The first option is wasteful and the second is just a bug waiting to happen a year from now when someone decides to reuse a List<Module> for another purpose.  With immutable types the container has a much better third option: demand a collection that never changes

 class Container {
   ImmutableArray<Module> m_modules;

   public Container(ImmutableArray<Module> modules) { 
     // Trust no one 
     m_modules = modules;
   }
}

The callee has now forcefully stated to the caller exactly what type of data it expects.  It no longer has to make a wasteful copy or hope for good behavior.  True this may force the caller to create an immutable copy of the value it holds.  It’s also just as likely that the caller will be in a position to provide the collection without any copies.  If it takes the collection as input it can simply pass along the requirement in its parameter list.  Or if it is the original creator of the collection it can do so as an ImmutableArray<Module> from the start and avoid the extra copy altogether.  Over time, code bases which are assertive about using immutable collections will see a decrease in allocations because they will feel more comfortable with sharing data between independent components. 

This is just a small sample of cases where immutable collections are useful in day to day code.  The more you use them the more uses you will find for them.  At some point you may even find yourself asking the following question when writing up a type

Do I actually need to mutate this collection after I finish building it?

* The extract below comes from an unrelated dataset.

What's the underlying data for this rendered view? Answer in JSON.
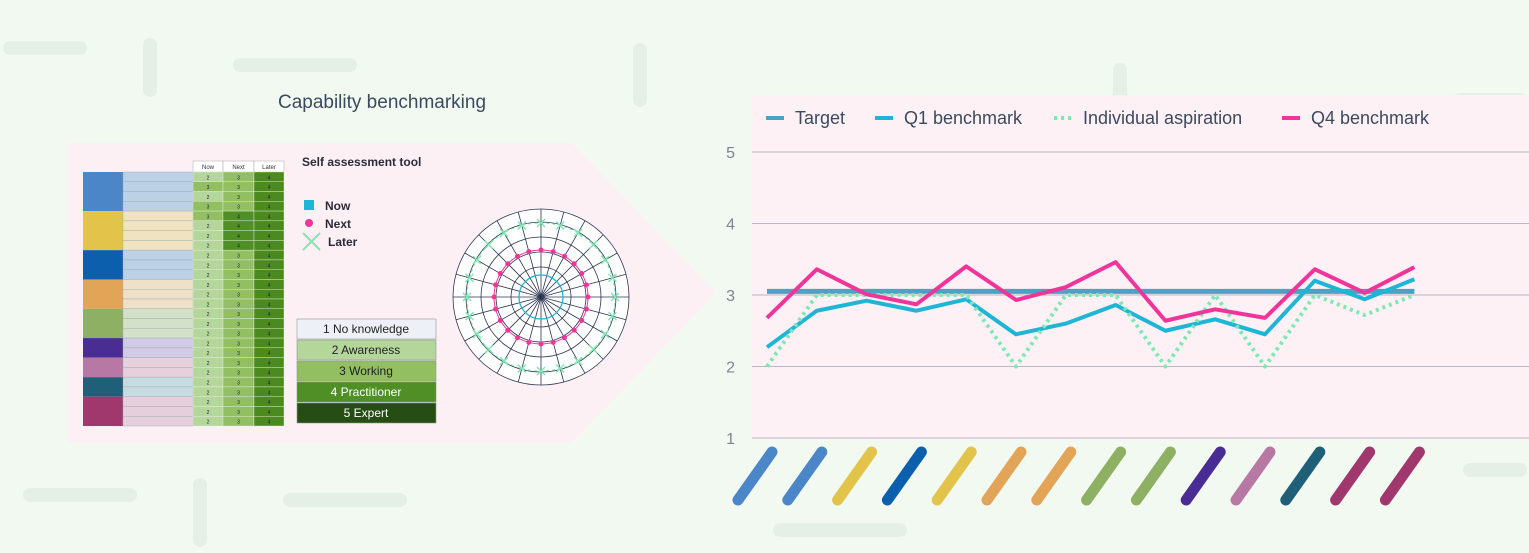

Generally speaking the answer to this is no.  And this is why you should be using immutable types. 

 

[1] If you dig deep into the implementation you’ll find it’s actually a fresh array of RuntimeModule[].  So even though they allocate a new array on every call you can’t safely write Module instances into it unless they happen to be instances of RuntimeModule.  So wasteful!

Comments

  • Anonymous
    July 01, 2013
    Nice article! Love the "// Evil laugh comment!"

  • Anonymous
    July 02, 2013
    I love the work but when will the CLR and the GC start tacking advantage of the fact that the developer is using immutable collections?

  • Anonymous
    July 03, 2013
    @David Someone from the CLR or BCL team would have to comment on that.  My guess though is they will not be taking advantage of this fact though.  The problem is that the collections are not truly 100% immutable.  It is still possible to mutate them by at least private reflection.  This is a very horrible thing to do but it can be done and the GC has to respond to the worst of possibilities.  My guess is there is little advantage that can be gained here

  • Anonymous
    July 07, 2013
    Love immutable collections, but can't find a place for them in games - performance :(.

  • Anonymous
    July 12, 2013
    Array should just have been an Array<T> without variance in the type system. That would have fitted naturally with ImmutableArray<T>.